In a radio programme in Prague, in the Czech Republic, the FIA's Radovan Novak has suggested to Radio Impuls's interviewer Vaclav Moravec that McLaren might be responsible for the sex scandal that has thrown the FIA into turmoil in the last few weeks. The comments were picked up by various other media outlets in the Czech Republic.

The interview, which is available on the Internet, is in Czech and, obviously, there are complications arising from exactly what was said, but there is no doubt that Novak referred to people who might have a motive because of the large fines imposed by the FIA.

When asked if he was referring to McLaren, Novak said "Ano treba, McLaren", which can be translated various ways, but means "yes, for example" or "yes, perhaps".

Whatever the exact wording, McLaren reacted in what can be described as a robust fashion.

"We have written to Mr Novak and are currently considering the appropriate route via which the remarks that have been attributed to him may be withdrawn or corrected," said McLaren boss Ron Dennis.

Dennis went on to deny Novak's suggestion in no uncertain terms.

"As I have consistently said whenever I have been asked about this, I categorically deny that I have anything to do with the News of the World investigation into Mr Mosley," he said. "Neither does anyone connected with the McLaren Group or the Vodafone McLaren Mercedes team, and neither does any agent or any other party acting on behalf of myself or anyone connected with the McLaren Group or the Vodafone McLaren Mercedes team."

It is a substantial denial.

The FIA is making no comment about Novak's interview.

For a leading figure in FIA politics to have made any public suggestion about the matter is odd, even if Novak was playing up his own importance for the local media and thought that no-one would pick up a story from a Czech radio station.

He is a significant player in Max Mosley's world, not perhaps as the general-secretary of the Autoclub of the Czech Republic (ACCR), but rather as President of the FIA's Central European Zone (CEZ).

Close scutiny of Mosley's FIA reveals that certain delegates wield considerable regional power.
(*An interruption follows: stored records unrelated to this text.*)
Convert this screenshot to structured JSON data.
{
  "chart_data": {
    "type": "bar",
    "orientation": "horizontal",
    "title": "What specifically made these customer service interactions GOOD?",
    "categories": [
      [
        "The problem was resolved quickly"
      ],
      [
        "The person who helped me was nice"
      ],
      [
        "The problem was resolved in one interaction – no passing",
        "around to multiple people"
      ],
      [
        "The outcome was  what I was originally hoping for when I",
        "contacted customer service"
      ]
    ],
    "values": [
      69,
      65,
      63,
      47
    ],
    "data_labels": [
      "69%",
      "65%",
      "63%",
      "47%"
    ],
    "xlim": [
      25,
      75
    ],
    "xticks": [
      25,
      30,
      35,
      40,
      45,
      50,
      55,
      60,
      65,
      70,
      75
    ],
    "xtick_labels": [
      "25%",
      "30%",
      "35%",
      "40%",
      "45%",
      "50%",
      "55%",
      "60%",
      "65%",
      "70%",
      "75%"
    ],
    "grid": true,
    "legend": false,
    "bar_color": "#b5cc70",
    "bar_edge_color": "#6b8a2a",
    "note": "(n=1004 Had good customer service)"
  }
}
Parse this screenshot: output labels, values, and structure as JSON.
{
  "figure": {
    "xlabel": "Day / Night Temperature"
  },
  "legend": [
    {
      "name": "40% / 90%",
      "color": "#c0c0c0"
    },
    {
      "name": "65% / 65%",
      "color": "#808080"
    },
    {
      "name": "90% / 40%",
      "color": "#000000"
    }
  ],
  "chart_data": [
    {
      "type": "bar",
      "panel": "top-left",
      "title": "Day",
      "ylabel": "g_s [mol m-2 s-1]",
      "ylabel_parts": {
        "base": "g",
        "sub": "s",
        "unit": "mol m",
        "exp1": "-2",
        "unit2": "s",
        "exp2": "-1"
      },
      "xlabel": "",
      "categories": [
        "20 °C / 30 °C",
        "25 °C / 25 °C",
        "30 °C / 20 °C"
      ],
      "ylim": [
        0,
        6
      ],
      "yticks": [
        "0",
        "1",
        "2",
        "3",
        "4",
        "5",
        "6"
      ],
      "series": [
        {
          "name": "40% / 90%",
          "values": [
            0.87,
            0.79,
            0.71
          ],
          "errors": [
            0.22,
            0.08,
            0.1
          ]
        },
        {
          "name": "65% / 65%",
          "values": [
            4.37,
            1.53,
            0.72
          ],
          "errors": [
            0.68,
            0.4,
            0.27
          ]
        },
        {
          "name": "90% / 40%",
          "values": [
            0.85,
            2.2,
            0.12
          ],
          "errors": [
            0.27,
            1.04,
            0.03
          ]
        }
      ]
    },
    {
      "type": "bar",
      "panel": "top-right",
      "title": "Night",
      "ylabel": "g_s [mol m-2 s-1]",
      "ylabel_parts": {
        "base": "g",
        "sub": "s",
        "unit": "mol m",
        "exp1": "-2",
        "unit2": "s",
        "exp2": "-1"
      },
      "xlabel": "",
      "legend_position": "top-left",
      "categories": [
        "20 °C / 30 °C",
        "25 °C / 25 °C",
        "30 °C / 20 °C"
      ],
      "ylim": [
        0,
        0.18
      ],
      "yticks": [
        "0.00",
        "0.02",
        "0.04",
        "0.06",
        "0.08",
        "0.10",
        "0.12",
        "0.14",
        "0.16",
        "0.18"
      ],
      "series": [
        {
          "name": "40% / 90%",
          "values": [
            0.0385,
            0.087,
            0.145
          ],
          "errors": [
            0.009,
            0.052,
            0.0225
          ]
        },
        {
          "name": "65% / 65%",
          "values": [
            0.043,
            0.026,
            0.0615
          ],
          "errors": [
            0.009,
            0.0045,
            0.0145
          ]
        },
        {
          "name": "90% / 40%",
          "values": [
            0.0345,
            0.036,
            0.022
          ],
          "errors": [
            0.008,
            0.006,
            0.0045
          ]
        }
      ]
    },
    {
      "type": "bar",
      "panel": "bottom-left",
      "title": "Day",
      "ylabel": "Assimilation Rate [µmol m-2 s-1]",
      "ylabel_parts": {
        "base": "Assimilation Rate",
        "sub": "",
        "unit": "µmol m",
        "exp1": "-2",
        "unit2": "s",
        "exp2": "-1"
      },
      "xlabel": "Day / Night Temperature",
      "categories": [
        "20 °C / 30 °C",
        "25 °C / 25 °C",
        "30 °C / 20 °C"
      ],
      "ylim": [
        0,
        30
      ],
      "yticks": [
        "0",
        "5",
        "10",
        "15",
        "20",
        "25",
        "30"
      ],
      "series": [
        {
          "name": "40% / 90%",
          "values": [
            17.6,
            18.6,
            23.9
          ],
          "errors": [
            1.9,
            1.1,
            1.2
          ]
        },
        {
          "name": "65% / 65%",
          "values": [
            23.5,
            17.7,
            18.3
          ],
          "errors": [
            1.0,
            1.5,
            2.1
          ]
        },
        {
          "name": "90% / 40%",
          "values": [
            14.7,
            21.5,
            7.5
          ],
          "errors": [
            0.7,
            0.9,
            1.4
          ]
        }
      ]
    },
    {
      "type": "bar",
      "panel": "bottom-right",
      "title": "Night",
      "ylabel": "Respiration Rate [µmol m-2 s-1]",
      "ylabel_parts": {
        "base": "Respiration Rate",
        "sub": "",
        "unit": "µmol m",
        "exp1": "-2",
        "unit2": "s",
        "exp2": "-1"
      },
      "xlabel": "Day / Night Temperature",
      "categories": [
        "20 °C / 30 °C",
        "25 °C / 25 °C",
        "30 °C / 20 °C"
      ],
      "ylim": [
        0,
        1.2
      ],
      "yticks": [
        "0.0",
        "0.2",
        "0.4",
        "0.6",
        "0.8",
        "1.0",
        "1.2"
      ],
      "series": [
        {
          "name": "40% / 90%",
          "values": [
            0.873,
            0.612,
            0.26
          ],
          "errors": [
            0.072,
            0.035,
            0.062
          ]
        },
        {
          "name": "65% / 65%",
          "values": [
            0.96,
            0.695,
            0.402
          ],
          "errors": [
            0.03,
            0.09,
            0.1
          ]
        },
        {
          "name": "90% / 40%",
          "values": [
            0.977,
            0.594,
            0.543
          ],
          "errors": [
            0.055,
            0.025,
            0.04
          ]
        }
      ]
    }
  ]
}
The Asia Pacific Rally Championship is run by Nazir Hoosein; Derek Ledger holds the powerful role of Middle East representative; Venezuela's Enzo Spano is in charge of an organisation called the North America, Central America and Mexico (NACAM) and the FIA's African Region coordinator Surinder Thatthi runs the Confederation of African Countries in Motorsport.

Novak is regarded as one of Mosley's select group of regional "fixers", his zone being made up of Austria, Bosnia-Herzegovina, Croatia,

Czech Republic, Hungary, Italy, Macedonia, Montenegro, Poland, Serbia, Slovenia and Slovakia.

The FIA-CEZ has its own trophies for autocross, circuit racing (including historic racing), hillclimbs, karting, rallying, rallycross and slaloms.

Novak has been a member of the World Council since 1997 and is seen as a fervent Mosley supporter. At the last FIA presidential election delegates were offered a secret ballot so they could register any opposition with anonymity.

"None of the delegates wanted to take up the offer," the FIA reported in its Automotive magazine. "Instead, Radovan Novak from the Czech Republic, stood and requested a vote of acclamation. The delegates responded with warm applause."